A Genomas study has uncovered several genes that could identify individuals at risk for increased body-mass index and edema after being treated with the diabetes drugs Avandia and Actos.
The study, published in the February issue of Clinica Chimica Acta, identified “physiogenomic associations … suggesting mechanistic links between adenosine signaling and BMI, and between vascular permeability and drug-induced edema.”
“The findings are being used to develop a DNA-guided decision support system for diabetic pharmacotherapy,” Genomas said in a statement. The study was co-authored by investigators from the Joslin Diabetes Center Affiliate at the Hospital of Central Connecticut, Hartford Hospital, and Yale University School of Medicine.
Genomas CEO Gualberto Ruaño told Pharmacogenomics Reporter this week that the company plans to conduct larger validating studies to home in on these genes and possibly launch a test in 2011.
Actos, made by Takeda, and Avandia, manufactured by GlaxoSmithKline, are thiazolidinedine drugs that came under regulatory scrutiny in 2007 after a meta-analysis published by Cleveland Clinic cardiologist Steven Nissen in the New England Journal of Medicine associated Avandia with a 43 percent increase in heart attacks and a 64 percent increase in cardiovascular death.

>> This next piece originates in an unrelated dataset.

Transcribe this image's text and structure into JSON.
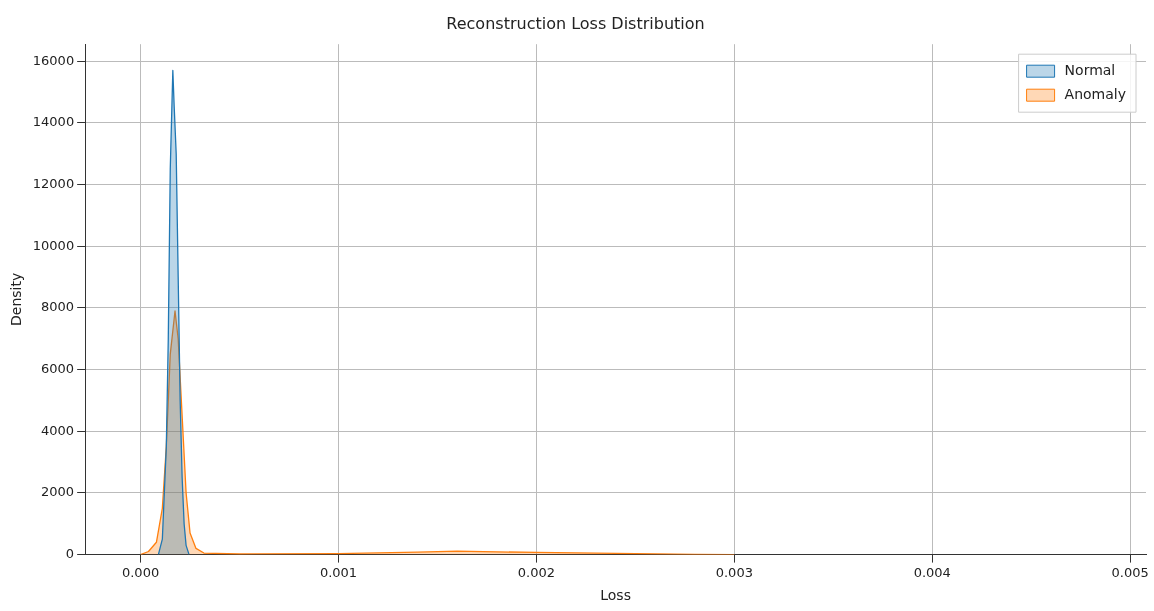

Despite GSK’s challenges to Nissen’s analysis, the US Food and Drug Administration on June 6 of that year requested that Avandia and Actos’ label carry a black box warning about congestive heart failure [see PGx Reporter 07-11-2007 ].
The study published in Clinica Chimica Acta, meantime, is a retrospective analysis of 87 patients taking Actos or Avandia, known generically as pioglitazone and rosiglitazone, respectively.
The researchers performed a physiogenomic analysis on 384 SNPs from 222 cardiometabolic and neuroendocrine genes in order to relate patients’ responses to the drugs with the genes of interest. Of the SNPs tested, 25 yielded statistically significant associations with BMI or edema.
“For BMI, the strongest associations were found with SNPs among genes involved in energy homeostasis, adiposity, glucose metabolism, and lipid metabolism,” Genomas said in a statement. “For edema, associations were found among the genes involved in vascular inflammation or regulation, lipid metabolism and glucose metabolism.”
In the study, the five most significant gene associations between BMI and SNPs were ADORA1, PKM2, ADIPOR2, UCP2, and APOH. For edema, the five most significant gene associations were NPY, GYS, CCL2, OLR1, and GHRH. “After accounting for multiple comparisons, ADORA1 was significantly associated with BMI at a false discovery rate (FDR) of b10 percent,” the study authors wrote in the paper.
According to Ruaño, Genomas’ next steps will be to validate these gene associations in a second and third trial with the Joslin Diabetes Center Affiliate, and file patents on the genes of interest. The company plans to eventually extend partnerships with other hospitals in Connecticut.
In the study, genotyping was performed with Illumina’s BeadArray platform and GoldenGate assay. However, Genomas has not yet decided on what platform a commercialized test would run.
“The technologies you use for research are different than what you use for clinical launch … [due to] regulatory aspects, proficiency testing, and how you validate the assay,” Ruaño said. “We as a company we are evaluating the clinical launch technology for all of our products.”
The study around TZD drugs is Genomas’ newest program. “We don’t have any expectations of going to market in 2009 or 2010,” Ruaño said. “The launch for this product will be in 2011.”
“TZDs have been observed to have side effects of weight gain and abdominal obesity, which exacerbate the diabetic condition itself, and cause edema and exacerbate congestive heart failure in certain patients,” Genomas said in a statement. “Individuals vary in their risk and there is no known method for predicting such side effects.
“FDA-mandated ‘black box’ warnings on the drug labels underscore the urgent need to better understand the mechanisms underlying these potentially serious side effects,” the company continued. “Uncertainties surrounding the use of these drugs may place patients at risk, reduce patient compliance, burden medical management and increase healthcare costs.”
Genomas also plans to launch predictive genetic tests for statins and psychotropic drugs by the end of the year or in early 2010, Ruaño said.
Researchers from the company and Hartford Hospital published findings in Personalized Medicine last month suggesting that patients with major depressive disorders who carry combinations of the CYP2C9, CYP2C19, and CYP2D6 genes have limited ability to metabolize at least 14 psychotropic medications [see PGx Reporter 01-07-2009 ].
The potential for increased cardiovascular risks with Avandia and Actos has garnered the attention of other players in the genetic-testing industry. In 2007, Perlegen announced that it has collected more than 3,000 DNA samples from diabetic patients treated with the two TZD drugs and planned to analyze the genetic variability associated with adverse events tied to this class of medications.
GSK is also conducting two long-term diabetes studies designed to provide additional information about Avandia’s association with increased cardiovascular risks. The results from these studies are expected this year.